3 Replies Latest reply on Apr 16, 2019 1:53 PM by Shailesh Khuperkar

    EDC - Scan for Operational Metadata

    aparnachaparala New Member

      Hi Team,

       

      Would like to know if EDC can scan for the operational metadata for an asset like size of the file, when was it last accessed/updated, path of the file, when was the job last run etc. Is it possible to get this operational metadata in EDC through scanners?

       

      Regards,

      Aparna

        • 1. Re: EDC - Scan for Operational Metadata
          Shailesh Khuperkar New Member

          Hi Aparna,

                     From your query description, it looks like you want to scan file resides in file System.

           

          You can scan file system which will have files of below types.

           

          Extended unstructured formats : Use this option to extract metadata from file types such as audio files, video files, image files, and ebooks.

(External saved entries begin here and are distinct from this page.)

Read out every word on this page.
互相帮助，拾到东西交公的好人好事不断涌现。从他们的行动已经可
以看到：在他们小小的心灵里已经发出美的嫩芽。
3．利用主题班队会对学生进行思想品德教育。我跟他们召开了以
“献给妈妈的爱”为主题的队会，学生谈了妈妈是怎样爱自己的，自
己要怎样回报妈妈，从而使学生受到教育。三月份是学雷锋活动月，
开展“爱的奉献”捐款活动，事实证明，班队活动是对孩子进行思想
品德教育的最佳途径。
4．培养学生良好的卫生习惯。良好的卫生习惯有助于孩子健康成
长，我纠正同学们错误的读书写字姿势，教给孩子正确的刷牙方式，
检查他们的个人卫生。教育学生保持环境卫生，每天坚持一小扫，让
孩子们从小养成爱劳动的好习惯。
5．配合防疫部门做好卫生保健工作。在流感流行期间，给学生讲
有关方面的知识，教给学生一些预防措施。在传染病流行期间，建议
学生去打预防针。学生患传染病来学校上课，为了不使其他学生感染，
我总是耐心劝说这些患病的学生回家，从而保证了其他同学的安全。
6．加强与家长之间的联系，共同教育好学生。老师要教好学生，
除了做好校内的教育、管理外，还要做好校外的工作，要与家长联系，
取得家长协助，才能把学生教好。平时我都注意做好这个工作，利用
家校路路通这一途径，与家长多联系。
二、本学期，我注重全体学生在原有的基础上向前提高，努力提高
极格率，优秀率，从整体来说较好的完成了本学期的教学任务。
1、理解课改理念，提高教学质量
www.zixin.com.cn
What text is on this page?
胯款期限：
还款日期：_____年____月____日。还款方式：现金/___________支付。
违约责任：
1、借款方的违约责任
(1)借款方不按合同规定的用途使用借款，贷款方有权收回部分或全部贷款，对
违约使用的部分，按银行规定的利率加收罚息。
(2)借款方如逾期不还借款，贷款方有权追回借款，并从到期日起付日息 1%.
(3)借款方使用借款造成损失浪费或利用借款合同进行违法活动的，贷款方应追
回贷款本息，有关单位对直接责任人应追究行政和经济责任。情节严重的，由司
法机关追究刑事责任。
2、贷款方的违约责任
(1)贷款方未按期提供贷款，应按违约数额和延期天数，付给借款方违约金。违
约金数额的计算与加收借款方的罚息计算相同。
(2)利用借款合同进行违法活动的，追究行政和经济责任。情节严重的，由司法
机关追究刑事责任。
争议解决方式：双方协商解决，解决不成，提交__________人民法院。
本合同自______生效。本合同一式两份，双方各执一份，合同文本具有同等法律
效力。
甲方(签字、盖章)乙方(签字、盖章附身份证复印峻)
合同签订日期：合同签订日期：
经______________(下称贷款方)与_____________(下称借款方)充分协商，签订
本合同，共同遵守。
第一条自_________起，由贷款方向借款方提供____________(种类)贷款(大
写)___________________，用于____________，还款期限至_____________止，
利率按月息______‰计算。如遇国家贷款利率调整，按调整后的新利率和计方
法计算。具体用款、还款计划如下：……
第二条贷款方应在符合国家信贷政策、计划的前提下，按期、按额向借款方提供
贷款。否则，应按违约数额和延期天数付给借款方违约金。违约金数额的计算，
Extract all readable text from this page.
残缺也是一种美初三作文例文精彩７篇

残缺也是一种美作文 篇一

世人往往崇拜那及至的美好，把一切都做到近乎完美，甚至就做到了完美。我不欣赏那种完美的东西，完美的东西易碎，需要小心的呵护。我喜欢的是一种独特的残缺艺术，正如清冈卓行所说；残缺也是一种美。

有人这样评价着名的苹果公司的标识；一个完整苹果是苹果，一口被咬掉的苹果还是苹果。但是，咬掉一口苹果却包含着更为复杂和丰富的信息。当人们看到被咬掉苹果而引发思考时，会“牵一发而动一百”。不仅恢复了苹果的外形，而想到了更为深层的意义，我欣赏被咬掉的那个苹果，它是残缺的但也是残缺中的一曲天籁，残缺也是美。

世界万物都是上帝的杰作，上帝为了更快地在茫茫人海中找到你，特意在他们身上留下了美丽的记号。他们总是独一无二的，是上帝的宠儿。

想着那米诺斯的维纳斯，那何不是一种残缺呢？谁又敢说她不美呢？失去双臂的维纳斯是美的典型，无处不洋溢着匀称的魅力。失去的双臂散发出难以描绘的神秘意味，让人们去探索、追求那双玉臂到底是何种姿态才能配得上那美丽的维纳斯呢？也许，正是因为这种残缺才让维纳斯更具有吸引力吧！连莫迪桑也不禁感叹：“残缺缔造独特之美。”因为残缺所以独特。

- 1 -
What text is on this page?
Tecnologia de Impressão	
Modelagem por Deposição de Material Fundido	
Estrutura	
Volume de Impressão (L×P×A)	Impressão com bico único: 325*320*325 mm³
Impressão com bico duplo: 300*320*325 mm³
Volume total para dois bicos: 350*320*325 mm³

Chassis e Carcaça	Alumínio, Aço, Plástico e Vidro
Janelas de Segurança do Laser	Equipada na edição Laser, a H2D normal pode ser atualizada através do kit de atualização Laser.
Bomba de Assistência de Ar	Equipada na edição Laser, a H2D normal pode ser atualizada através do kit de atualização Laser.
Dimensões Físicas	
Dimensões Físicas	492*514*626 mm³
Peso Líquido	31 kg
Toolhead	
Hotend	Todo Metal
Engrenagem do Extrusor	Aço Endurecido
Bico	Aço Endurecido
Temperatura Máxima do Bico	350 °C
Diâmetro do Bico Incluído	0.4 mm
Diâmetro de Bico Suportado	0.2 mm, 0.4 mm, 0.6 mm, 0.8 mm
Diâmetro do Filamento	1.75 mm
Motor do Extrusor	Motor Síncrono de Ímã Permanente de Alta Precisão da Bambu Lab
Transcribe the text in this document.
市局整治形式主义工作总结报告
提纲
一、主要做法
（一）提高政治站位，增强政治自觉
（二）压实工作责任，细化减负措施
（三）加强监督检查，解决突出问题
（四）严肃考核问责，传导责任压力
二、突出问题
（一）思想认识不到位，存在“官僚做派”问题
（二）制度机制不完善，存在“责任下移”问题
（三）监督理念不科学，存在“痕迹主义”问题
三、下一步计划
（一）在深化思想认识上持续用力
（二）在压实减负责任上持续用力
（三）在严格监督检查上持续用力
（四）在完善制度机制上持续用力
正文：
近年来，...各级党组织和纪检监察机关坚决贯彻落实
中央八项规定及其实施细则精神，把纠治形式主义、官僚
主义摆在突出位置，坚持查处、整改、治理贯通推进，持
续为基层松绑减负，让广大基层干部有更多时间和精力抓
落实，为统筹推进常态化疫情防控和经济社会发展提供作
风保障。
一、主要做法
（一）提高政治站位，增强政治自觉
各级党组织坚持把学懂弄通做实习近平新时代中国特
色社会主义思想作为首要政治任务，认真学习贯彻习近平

          Structured file types: Use this option to extract metadata from file types such as JSON, XML, text, and delimited files

          Unstructured file types: Use this option to extract metadata from file types such as Microsoft Excel, Microsoft PowerPoint, Microsoft Word, web pages, compressed files, emails, and PDF.

           

          EDC File system scanner usually extracts below information from these files:

          =>Name of the file

          =>Path of the File

          =>Size

          =>Encoding

          =>RowDelimiter

          =>Columns

          =>LastUpdatedOn

           

          Regarding "when was the job last run" mentioned in your query, can you please confirm if you are referring to EDC Scanner job here?

           

          Thanks,

          Shailesh

          1 of 1 people found this helpful
          • 2. Re: EDC - Scan for Operational Metadata
            aparnachaparala New Member

            Thank you Shailesh. We are looking to scan the files created/updated in HDFS through ingestion.

             

            Regarding "when was the job last run", yes I was looking for the EDC scanner job last runtime.

             

            Regards,

            Aparna

            • 3. Re: EDC - Scan for Operational Metadata
              Shailesh Khuperkar New Member

              Hi Aparna,

                        You can scan files on HDFS using EDC. But again EDC supports scanning only below types of files from HDFS.

               

              Extended unstructured formats. Use this option to extract metadata from file types such as audio files, video files, image files, and ebooks.-

              Structured file types. Use this option to extract metadata from file types such as JSON, Avro, Parquet, XML, text, and delimited files.-

              Unstructured file types. Use this option to extract metadata from file types such as Microsoft Excel, Microsoft PowerPoint, Microsoft Word, web pages, compressed files, emails, and PDF.

               

              If you want to scan files on HDFS which are created by EDC (after running scanner jobs), it may not be possible as those files won't be in readable format. Those files can only be read by EDC tools such as REST API calls or Catalog UI.

               

              Can you please elaborate your complete use case here for better understanding so that we can provide best possible information?

               

              Thanks,

              Shailesh